The man in the corner called for another glass of milk, and drank it down slowly before he resumed:

"Now Lord Arthur lives mostly abroad," he said. "His poor, suffering wife died the day after he was liberated by the magistrate. She never recovered consciousness even sufficiently to hear the joyful news that the man she loved so well was innocent after all.

"Mystery!" he added as if in answer to Polly's own thoughts. "The murder of that man was never a mystery to me. I cannot understand how the police could have been so blind when every one of the witnesses, both for the prosecution and defense, practically pointed all the time to the one guilty person. What do you think of it all yourself?"

"I think the whole case so bewildering," she replied, "that I do not see one single clear point in it."
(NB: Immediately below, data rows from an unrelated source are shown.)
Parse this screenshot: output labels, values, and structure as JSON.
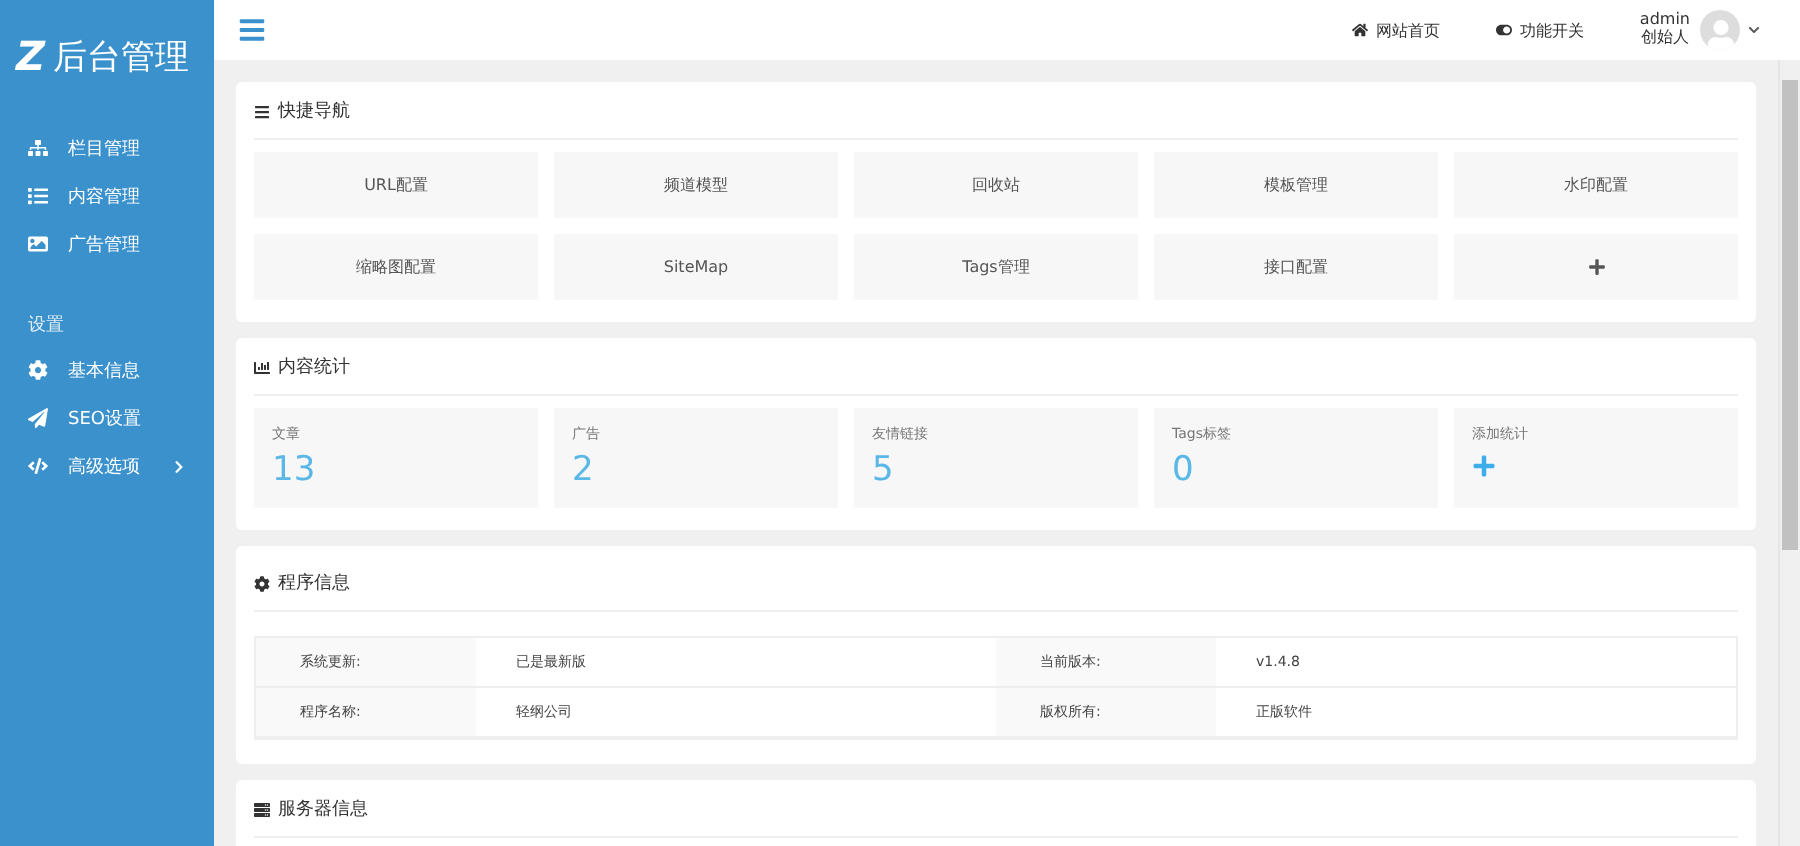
{
  "logo": {
    "mark": "Z",
    "title": "后台管理"
  },
  "sidebar": {
    "items": [
      {
        "label": "栏目管理"
      },
      {
        "label": "内容管理"
      },
      {
        "label": "广告管理"
      }
    ],
    "section": "设置",
    "settings": [
      {
        "label": "基本信息",
        "expandable": false
      },
      {
        "label": "SEO设置",
        "expandable": false
      },
      {
        "label": "高级选项",
        "expandable": true
      }
    ]
  },
  "topbar": {
    "links": [
      {
        "label": "网站首页"
      },
      {
        "label": "功能开关"
      }
    ],
    "user": {
      "name": "admin",
      "role": "创始人"
    }
  },
  "quick_nav": {
    "title": "快捷导航",
    "items": [
      {
        "kind": "text",
        "label": "URL配置"
      },
      {
        "kind": "text",
        "label": "频道模型"
      },
      {
        "kind": "text",
        "label": "回收站"
      },
      {
        "kind": "text",
        "label": "模板管理"
      },
      {
        "kind": "text",
        "label": "水印配置"
      },
      {
        "kind": "text",
        "label": "缩略图配置"
      },
      {
        "kind": "text",
        "label": "SiteMap"
      },
      {
        "kind": "text",
        "label": "Tags管理"
      },
      {
        "kind": "text",
        "label": "接口配置"
      },
      {
        "kind": "add"
      }
    ]
  },
  "stats": {
    "title": "内容统计",
    "items": [
      {
        "kind": "value",
        "label": "文章",
        "value": "13"
      },
      {
        "kind": "value",
        "label": "广告",
        "value": "2"
      },
      {
        "kind": "value",
        "label": "友情链接",
        "value": "5"
      },
      {
        "kind": "value",
        "label": "Tags标签",
        "value": "0"
      },
      {
        "kind": "add",
        "label": "添加统计"
      }
    ]
  },
  "program_info": {
    "title": "程序信息",
    "rows": [
      [
        "系统更新:",
        "已是最新版",
        "当前版本:",
        "v1.4.8"
      ],
      [
        "程序名称:",
        "轻纲公司",
        "版权所有:",
        "正版软件"
      ]
    ]
  },
  "server_info": {
    "title": "服务器信息"
  }
}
"You don't?" he said excitedly, while the bony fingers fidgeted again with that inevitable bit of string. "You don't see that there is one point clear which to me was the key of the whole thing.

"Lavender was murdered, wasn't he? Lord Arthur did not kill him. He had, at least, in Colonel McIntosh an unimpeachable witness to prove that he could not have committed that murder – and yet," he added with slow, excited emphasis, marking each sentence with a knot, "and yet he deliberately tries to throw the guilt upon a man who obviously was also innocent. Now why?"